Surpopulation, corruption et sectarisme sont à la racine de la crise actuelle à la prison de Roumieh, où des militants sunnites pilotaient à distance des attentats commis au Liban et en Syrie

L’hiver dernier, le bruit courait dans tout le Liban que le printemps serait mouvementé.

On nous a d’abord prédit la guerre totale, parce que des djihadistes s’étaient massés le long de la frontière orientale du Liban avec la Syrie. Mais ce ne sera visiblement pas pour tout de suite car le changement climatique s’entête à bouleverser les saisons : froid et neige ont fait mentir la tradition printanière de reprise des hostilités dans les conditions météo les meilleures.

On est alors passé à la prédiction du retour des assassinats politiques, suite aux allusions du ministre de l’Intérieur, Nohad Machnouk, à des rapports ambigus allant en ce sens. Une chose est sure : le Liban est chroniquement affligé de tant de malheurs que la prophétie d’en subir un de plus y a toutes les chances de se réaliser d’elle-même – d'où, peut-être, le succès du business de la voyance au Liban.

On avait donc tout prévu pour ce printemps, mais pas cette récente prise d’otages, certes peu banale, même pour un pays aux coutumes bien ancrées en la matière.

Le 17 avril, les médias annonçaient que des détenus avaient séquestrés un certain nombre de gardiens à la prison de Roumieh, au nord de Beyrouth.
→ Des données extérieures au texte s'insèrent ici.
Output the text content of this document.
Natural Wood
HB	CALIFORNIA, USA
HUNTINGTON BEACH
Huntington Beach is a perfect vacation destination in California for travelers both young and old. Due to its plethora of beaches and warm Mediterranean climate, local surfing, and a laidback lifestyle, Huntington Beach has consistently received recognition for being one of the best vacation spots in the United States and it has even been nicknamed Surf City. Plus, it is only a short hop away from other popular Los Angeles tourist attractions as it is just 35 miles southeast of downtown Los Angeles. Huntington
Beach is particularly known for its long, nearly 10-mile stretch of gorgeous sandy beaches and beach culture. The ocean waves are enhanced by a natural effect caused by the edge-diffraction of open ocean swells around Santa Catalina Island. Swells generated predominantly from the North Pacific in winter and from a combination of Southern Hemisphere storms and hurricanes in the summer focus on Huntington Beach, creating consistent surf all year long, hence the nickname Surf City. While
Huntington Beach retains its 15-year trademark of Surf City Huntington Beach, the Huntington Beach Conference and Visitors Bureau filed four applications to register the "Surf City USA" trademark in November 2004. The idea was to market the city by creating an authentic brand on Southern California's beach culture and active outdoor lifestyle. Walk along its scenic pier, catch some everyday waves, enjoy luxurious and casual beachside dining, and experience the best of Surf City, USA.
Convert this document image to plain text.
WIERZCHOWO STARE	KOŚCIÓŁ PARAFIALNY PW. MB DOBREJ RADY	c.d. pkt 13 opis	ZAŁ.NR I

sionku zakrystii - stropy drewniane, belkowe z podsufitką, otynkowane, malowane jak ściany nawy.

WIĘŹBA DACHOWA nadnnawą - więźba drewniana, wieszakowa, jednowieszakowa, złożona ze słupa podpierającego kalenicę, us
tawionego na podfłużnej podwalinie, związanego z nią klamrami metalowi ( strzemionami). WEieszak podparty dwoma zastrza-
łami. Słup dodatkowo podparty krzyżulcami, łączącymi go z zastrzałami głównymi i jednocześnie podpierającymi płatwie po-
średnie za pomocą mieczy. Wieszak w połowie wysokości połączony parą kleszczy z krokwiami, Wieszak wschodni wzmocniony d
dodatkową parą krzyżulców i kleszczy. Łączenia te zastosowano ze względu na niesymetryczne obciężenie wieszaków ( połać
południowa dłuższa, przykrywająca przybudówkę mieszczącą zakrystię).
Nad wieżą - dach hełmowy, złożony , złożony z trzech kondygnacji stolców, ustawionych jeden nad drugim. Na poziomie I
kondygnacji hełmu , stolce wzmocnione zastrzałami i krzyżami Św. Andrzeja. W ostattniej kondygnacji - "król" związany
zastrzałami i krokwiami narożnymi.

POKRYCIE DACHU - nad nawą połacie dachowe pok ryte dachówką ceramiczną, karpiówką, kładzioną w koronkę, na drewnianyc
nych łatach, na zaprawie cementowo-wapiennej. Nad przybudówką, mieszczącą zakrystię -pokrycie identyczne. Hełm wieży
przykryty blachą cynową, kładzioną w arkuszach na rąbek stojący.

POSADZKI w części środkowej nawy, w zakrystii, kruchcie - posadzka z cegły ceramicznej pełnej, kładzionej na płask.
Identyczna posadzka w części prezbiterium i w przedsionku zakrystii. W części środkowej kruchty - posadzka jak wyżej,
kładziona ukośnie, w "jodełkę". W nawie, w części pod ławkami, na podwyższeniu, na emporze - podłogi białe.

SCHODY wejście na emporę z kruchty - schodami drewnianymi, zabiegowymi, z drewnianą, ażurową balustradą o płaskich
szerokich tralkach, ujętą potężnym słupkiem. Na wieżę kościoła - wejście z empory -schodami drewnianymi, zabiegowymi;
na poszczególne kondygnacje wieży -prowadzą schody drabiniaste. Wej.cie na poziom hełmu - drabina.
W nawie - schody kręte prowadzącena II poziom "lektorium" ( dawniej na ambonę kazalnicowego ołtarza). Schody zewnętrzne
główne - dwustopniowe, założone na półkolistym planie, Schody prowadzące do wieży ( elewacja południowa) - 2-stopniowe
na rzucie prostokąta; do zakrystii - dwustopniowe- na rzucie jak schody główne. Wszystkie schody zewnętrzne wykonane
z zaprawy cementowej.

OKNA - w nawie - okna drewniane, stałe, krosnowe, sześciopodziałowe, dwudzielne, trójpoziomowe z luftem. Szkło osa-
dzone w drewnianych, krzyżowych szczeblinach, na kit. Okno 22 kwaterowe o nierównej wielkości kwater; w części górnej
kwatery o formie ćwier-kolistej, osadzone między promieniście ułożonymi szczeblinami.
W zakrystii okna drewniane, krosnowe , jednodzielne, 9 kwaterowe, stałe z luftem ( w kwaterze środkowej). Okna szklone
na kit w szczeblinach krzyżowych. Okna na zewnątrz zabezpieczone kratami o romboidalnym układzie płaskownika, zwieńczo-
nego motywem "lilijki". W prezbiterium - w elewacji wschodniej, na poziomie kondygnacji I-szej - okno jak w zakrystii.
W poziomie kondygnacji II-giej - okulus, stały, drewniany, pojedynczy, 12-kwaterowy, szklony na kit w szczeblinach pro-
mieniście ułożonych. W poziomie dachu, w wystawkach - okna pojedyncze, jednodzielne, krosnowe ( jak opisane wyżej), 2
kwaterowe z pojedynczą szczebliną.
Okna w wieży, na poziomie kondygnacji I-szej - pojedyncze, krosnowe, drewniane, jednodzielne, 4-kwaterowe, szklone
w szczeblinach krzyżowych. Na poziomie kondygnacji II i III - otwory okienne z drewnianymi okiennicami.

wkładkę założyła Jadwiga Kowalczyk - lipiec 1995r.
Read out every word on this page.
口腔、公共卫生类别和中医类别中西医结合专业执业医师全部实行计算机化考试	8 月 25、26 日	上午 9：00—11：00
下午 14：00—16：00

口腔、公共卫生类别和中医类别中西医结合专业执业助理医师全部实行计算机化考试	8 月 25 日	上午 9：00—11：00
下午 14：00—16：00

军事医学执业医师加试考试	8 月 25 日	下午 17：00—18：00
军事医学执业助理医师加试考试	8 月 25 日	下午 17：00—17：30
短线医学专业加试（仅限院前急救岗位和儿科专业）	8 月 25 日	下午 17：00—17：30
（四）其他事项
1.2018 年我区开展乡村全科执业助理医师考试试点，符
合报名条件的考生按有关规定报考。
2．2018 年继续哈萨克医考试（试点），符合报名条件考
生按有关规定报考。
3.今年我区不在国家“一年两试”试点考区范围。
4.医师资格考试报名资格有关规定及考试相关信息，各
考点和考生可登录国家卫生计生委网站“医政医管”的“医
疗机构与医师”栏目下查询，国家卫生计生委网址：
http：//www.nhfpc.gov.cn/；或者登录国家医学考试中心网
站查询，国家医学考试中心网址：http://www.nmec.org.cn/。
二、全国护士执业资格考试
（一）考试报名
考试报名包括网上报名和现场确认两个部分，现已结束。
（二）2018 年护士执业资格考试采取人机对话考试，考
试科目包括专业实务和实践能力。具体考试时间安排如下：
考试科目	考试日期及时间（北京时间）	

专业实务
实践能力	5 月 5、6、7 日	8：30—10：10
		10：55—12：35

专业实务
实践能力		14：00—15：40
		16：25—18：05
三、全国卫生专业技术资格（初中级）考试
Les chiffres variaient d’un journaliste à l’autre, mais bientôt la plupart d’entre eux s’accordèrent pour dire qu’entre quatorze et vingt employés à la sécurité étaient retenus en otage, ainsi que d’autres membres du personnel.

A l’origne de l’incident, une émeute au bloc cellulaire D de Roumieh, qui, en janvier, avait dû accueillir des détenus du bloc B, en cours de rénovation. Avant les travaux, cette aile de la prison était contrôlée par les détenus islamistes sunnites : on y trouvait ordinateurs et mobiles à foison, et ce bloc était de fait devenu interdit aux gardiens.

Outre leur connexion internet, l’endroit disposait également d’autres éléments de confort, dont un système privé de filtration de l’eau, un salon de coiffure et un café, sans oublier l’accès à du matériel de fabrication d’armes.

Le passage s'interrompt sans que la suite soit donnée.